By combining your stock portfolio with a few choice option trades, you can greatly reduce the overall risk to your investments or boost returns to a level that would be difficult to achieve with stocks alone. While many investors think of options as being risky profit-enhancing tools, in actuality they often help reduce risk by providing hedges or allowing speculation on a stock without committing a large amount of capital.
Getting started with option trading
Options come in two forms – calls and puts. A call gives investors the right, but not the obligation, to purchase 100 shares of a stock at a given strike price while a put is an obligation to sell 100 shares of a stock at a given strike price should the put be exercised. To simplify, you buy a call if you’re bullish and buy a put if you’re bearish.

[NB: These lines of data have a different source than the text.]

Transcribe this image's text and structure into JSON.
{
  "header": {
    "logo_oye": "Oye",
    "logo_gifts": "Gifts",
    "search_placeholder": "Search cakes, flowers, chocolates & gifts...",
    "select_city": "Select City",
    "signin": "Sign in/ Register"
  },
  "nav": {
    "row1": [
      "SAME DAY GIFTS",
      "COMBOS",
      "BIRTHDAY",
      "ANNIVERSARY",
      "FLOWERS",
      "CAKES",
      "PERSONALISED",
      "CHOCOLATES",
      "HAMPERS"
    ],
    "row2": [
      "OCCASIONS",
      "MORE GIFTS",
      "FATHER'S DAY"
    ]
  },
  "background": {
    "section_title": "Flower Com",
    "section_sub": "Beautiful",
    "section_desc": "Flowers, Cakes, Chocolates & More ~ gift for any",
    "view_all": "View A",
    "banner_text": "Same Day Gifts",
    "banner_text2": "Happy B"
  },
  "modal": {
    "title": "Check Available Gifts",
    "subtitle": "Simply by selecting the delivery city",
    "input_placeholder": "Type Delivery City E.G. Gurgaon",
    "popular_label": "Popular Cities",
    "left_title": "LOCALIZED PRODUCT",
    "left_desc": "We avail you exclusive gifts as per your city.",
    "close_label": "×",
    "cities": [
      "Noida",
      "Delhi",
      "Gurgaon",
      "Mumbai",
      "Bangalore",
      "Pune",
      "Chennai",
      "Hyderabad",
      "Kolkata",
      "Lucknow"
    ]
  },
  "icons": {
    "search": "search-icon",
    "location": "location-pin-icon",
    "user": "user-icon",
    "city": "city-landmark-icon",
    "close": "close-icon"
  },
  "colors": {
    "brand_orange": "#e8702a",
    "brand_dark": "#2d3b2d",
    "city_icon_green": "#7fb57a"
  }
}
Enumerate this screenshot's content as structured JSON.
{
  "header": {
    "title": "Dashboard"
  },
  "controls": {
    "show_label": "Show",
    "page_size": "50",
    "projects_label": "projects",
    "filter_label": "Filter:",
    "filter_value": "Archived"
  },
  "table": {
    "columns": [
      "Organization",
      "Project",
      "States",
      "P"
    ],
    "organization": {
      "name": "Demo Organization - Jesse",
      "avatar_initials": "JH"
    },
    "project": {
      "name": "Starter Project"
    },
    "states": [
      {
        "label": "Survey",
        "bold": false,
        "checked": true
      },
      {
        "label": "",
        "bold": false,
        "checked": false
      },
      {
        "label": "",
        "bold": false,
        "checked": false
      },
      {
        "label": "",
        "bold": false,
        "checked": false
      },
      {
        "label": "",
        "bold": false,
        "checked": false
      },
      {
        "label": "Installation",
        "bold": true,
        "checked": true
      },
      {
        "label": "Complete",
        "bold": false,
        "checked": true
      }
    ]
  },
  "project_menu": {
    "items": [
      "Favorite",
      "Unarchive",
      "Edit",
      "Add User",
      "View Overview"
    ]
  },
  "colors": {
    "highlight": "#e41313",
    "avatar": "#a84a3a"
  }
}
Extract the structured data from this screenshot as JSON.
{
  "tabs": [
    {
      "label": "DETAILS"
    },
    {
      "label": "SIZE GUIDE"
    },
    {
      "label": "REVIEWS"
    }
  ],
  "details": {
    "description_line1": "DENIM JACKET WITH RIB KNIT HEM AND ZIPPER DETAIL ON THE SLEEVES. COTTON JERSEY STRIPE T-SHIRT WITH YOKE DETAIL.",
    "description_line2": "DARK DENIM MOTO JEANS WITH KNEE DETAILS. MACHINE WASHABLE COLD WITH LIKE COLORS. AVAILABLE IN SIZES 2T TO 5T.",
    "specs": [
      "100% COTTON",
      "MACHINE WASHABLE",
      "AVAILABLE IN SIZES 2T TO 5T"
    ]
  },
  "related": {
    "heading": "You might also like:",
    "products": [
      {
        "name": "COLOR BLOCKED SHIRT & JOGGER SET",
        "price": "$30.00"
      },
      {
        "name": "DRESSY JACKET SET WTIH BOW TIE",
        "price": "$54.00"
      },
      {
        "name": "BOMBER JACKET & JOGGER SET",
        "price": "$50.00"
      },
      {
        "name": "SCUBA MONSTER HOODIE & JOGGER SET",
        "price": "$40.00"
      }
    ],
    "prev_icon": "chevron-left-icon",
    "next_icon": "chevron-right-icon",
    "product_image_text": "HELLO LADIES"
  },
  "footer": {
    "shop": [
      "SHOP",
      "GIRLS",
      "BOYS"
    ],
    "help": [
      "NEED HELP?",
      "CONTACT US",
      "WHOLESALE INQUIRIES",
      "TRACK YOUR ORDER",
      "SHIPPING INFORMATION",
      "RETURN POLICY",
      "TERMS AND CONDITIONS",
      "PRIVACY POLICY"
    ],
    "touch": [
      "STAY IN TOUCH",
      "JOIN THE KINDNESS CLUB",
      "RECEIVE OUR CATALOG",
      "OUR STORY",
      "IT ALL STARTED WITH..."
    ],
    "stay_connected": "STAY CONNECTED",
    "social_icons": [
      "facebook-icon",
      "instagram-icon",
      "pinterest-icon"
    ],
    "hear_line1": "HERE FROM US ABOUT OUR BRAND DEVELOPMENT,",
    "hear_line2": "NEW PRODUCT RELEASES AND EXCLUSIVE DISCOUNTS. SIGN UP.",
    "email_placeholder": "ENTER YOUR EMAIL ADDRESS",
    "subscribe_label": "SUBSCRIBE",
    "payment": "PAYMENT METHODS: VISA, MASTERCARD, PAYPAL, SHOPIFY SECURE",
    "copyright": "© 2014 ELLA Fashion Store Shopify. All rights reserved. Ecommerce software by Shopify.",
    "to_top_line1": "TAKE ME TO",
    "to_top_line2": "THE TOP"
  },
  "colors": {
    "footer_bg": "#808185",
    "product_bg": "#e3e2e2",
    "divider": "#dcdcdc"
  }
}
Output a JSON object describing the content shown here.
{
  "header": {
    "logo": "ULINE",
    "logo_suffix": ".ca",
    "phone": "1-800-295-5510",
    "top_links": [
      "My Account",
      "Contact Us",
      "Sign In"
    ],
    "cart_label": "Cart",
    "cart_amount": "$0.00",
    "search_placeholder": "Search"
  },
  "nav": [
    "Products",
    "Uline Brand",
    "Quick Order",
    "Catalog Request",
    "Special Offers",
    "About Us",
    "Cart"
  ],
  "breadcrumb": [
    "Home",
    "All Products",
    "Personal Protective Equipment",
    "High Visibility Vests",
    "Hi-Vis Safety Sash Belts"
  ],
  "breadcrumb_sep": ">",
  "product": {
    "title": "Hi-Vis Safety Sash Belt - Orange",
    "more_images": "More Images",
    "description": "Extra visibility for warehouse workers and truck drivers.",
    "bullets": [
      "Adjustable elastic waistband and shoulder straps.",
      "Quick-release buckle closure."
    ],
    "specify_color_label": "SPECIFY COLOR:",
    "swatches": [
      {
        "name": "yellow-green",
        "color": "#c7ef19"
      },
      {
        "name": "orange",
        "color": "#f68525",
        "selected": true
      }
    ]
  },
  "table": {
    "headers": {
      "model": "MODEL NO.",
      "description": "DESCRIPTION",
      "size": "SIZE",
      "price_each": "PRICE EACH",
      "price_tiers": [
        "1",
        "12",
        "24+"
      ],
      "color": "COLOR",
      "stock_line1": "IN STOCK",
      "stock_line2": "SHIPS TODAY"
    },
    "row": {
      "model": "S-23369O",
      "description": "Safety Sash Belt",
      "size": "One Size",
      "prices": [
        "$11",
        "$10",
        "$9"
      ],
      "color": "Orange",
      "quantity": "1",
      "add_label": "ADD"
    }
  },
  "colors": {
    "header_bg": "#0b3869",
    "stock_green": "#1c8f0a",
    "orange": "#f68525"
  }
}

Options can also be sold giving investors upfront cash from the sale. However, this action comes with an obligation for calls and puts. Selling a call means you must buy 100 shares of a stock at a given strike price if exercised and selling a put means you must buy 100 shares of a stock at a given strike price.
One of the first option strategies investors usually practice with is the covered call. In this type of strategy, you sell a call with a strike price higher than the current price of a stock that you already own 100 shares of. This gives you upfront cash but limits your total upside potential should the stock rise above the call’s strike price.
Using options can also make short-selling less risky by using a covered put. For this strategy, you short-sell a stock that you’re bearish on and sell a put at a lower strike price. The upfront cash helps hedge against risk but limits your total profit potential if the stock falls below the put strike price. If you want an even better hedge, you could also buy a call while shorting the stock to limit your losses if the stock moves higher unexpectedly, although this means your breakeven point will require the stock to drop below a certain price.
Not every option strategy requires you to actually own the underlying stock. Other combination strategies involve using just options as a way of speculating on a stock without having to buy 100 shares of it. Others are designed to profit from a stock that’s trading sideways – not moving up or down. Once you start to get comfortable with adding options to your stock investments, you’ll be ready for a more advanced kind of trading that gives you access to even more strategies.